ANN Lecture 9 - Neural Language Models Flashcards
Statistical Language Model
- A statistical language model defines a probability distribution over sequences of words.
- It is always based upon a text corpus (e.g. the whole Wikipedia)
Why do we need Statistical Language Models?
This can be helpful for speech recognition as there is always noise in an audio signal.
Applications for Statistical Language Model
- Speech recognition
- Machine translation
- handwritten texts recognition
How can we express the probability of a sequence of words?
- Sentences are treated as sequence of words. We can express the probability of a sequence as a product of conditional probabilities.
How can we measure the conditional probability of a word given a sequence of previous words?

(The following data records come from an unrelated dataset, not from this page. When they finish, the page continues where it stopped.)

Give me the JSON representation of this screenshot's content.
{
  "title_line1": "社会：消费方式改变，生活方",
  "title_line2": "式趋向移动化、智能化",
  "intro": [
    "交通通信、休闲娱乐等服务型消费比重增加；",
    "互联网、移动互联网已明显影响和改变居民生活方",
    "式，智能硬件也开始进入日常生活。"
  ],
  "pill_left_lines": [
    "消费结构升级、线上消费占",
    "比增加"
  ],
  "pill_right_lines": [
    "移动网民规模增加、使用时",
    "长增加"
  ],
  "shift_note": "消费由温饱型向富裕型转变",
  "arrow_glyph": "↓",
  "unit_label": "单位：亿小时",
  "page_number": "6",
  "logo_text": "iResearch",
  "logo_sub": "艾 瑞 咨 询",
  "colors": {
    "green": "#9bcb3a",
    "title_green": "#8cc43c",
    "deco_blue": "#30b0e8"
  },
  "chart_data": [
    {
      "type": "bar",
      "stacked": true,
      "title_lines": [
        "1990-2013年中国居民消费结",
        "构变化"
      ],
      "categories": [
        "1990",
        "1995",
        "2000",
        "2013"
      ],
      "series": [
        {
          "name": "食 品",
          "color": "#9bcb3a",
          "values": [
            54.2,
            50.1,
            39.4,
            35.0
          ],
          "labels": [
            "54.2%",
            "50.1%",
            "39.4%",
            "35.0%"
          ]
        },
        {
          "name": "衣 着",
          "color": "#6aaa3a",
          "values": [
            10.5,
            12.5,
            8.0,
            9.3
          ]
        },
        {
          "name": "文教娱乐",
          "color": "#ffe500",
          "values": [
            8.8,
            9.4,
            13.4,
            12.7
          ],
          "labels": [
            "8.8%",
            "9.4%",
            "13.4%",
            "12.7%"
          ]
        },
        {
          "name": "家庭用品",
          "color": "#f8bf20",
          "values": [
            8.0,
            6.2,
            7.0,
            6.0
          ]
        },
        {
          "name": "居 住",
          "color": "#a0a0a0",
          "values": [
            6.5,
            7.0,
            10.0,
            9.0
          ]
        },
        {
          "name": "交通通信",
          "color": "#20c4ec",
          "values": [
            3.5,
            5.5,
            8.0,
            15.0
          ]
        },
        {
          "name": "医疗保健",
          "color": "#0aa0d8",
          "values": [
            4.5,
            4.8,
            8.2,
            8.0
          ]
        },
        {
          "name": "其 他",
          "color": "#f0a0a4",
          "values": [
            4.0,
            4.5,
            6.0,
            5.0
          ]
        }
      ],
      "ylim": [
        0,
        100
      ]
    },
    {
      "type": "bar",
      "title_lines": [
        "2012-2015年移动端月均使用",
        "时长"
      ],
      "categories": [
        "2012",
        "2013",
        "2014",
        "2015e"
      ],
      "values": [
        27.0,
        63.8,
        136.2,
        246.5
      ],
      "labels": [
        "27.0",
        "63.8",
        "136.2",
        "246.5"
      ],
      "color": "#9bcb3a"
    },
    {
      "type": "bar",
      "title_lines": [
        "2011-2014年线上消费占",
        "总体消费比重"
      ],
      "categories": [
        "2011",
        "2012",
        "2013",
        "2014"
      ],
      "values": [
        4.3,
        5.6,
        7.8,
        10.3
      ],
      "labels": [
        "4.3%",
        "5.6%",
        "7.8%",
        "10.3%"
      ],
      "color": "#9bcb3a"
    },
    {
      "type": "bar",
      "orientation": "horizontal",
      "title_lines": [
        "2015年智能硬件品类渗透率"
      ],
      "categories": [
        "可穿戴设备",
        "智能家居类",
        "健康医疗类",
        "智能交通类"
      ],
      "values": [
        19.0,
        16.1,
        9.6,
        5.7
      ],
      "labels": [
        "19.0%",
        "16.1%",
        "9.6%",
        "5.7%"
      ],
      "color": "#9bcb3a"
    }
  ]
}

We divide the number of times the previous sequence is followed by the word, by the number of times the previous sequence is found in the text corpus.
What is a n-gram model?
In a n-gram model, we make the assumption, that a word is only dependent on the (n-1) previous words.
What is the problem of a classical statistical language model?

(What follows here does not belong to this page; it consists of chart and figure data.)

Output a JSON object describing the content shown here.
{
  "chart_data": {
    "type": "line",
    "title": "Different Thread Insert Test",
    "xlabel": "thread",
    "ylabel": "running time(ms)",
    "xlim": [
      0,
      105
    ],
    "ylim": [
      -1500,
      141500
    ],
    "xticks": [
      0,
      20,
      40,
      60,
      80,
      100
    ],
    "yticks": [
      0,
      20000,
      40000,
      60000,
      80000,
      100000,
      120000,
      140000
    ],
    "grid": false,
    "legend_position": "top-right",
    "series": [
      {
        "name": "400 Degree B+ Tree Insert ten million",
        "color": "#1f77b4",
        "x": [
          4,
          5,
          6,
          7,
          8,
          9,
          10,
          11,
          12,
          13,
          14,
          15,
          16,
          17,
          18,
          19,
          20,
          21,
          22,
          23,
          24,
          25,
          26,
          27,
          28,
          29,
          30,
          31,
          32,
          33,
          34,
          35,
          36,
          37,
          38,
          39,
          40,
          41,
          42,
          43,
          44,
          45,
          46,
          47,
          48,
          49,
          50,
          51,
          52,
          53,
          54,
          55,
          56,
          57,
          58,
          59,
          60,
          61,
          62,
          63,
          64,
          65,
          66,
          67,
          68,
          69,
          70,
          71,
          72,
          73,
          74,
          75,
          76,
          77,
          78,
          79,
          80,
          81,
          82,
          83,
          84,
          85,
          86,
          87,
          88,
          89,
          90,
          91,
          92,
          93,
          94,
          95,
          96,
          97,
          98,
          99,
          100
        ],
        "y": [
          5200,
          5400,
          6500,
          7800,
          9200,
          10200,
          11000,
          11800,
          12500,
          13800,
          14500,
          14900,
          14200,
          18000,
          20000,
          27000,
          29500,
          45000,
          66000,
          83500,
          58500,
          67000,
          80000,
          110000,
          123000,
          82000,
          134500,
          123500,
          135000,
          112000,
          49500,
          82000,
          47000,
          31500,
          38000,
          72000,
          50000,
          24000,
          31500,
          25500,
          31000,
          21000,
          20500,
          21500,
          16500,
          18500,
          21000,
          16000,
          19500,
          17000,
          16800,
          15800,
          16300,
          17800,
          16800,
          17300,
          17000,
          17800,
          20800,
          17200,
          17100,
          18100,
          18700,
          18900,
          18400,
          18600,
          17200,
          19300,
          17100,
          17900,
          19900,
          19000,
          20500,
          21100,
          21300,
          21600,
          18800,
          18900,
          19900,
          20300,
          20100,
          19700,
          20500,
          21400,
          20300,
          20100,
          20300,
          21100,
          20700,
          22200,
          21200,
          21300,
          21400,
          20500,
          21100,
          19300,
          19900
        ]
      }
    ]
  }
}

- A classical statistical language model would assign a probability of 0 to sentences which are plausible but don’t come up in the original corpus.
- -> It has no mean to generalize to unseen sentences.

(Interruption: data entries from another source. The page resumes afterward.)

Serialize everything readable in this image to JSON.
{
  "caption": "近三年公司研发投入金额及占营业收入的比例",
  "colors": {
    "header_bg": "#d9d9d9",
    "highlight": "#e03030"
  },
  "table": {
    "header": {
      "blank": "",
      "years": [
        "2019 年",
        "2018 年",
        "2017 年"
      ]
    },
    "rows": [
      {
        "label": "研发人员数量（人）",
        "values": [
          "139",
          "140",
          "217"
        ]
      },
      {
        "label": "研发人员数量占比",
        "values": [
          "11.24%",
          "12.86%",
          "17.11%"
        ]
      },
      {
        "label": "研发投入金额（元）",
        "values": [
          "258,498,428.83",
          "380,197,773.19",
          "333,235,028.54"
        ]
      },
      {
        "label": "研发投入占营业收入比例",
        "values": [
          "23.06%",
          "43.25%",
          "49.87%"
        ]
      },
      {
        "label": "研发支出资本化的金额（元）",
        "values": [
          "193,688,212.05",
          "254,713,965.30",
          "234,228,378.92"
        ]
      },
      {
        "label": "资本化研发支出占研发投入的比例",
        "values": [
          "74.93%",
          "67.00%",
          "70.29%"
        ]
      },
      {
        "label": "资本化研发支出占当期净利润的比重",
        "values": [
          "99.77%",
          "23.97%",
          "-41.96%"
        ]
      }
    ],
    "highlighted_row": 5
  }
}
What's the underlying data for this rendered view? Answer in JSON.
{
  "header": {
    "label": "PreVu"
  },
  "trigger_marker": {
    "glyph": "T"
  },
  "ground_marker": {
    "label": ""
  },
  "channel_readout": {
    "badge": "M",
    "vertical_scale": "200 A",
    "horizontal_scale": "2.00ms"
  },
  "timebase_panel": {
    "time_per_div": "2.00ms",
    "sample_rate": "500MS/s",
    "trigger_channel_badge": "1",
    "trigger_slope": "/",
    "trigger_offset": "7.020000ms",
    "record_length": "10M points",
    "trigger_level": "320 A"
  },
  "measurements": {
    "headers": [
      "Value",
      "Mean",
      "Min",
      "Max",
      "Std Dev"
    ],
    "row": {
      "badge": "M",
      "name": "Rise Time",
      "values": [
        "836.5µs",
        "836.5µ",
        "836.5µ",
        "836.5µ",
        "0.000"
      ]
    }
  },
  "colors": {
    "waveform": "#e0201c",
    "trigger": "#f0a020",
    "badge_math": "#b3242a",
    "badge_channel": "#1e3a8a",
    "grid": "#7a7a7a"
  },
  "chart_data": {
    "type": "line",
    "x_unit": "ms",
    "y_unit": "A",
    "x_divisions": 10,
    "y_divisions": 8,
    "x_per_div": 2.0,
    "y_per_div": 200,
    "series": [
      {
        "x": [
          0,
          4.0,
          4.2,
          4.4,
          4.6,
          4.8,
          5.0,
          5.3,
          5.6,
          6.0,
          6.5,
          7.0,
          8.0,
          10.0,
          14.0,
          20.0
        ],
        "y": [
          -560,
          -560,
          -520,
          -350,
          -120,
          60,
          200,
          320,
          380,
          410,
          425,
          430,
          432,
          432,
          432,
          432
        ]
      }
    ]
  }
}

- All words are equally different to one another (similar to one-hot-encoding)
Word Embeddings
- Embeds words into a high-dimensional vector space, that captures the semantic and syntactic relevant information.
- Use ANNs to embed the words in to the right embedding space
Word Embeddings Examples (Semantic & Syntactic)
Examples:
vector(Rome) - vector(Italy) + vector(France) = vector(Paris)
vector(walked) - vector(walking) + vector(climbing) = vector(climbed)
Unsupervised Learning
- Just data, no labels
- Goal is to find structure inside data; represent the data in a lower dimensional feature space
- Still can use gradient descent; the target values are not labels but part of the data itself
CBOW-Model (Continuous Bag of Words)
Hypothesis:
Similar words occur in similar context
–>Predicts a word, given it’s context.
CBOW-Model - Representing Words
The text input is transformed into one-hot vectors of the length, number of different words in the text.
CBOW-Model - Notation
Context/ Input-Layer:
one-hot vector [1xN]
Embedding-/ weight-matrix:
look up matrix for the embeddings of the words [NxP]
Embedding-/ Hidden-Layer:
Layer containing information about the input [1xP]
Scoring-/ weight-matrix:
translation matrix to translate the embbeding into a score vector [PxN]
Prediction-/ Output-Layer:
Softmax Activation of the score vector [1xN]
CBOW-Model - Forward Step
- Calculating the embedding for all context words:
Embedding_i = Embedding-Matrix*ContextWord_i - AveragedEmbedding = SumOver_i(Embedding_i)/Numbers of Embeddings
- Calculate the score vector:
ScoreVector = ScoringMatrix*AveragedEmbedding - Calculate the output (predictions):
Output = softmax(ScoreVector)
CBOW-Model - Training
- Compare prediction to the target:
Output == Target - Calculate the cross-entropy loss
- Use gradient descent to minimize the loss.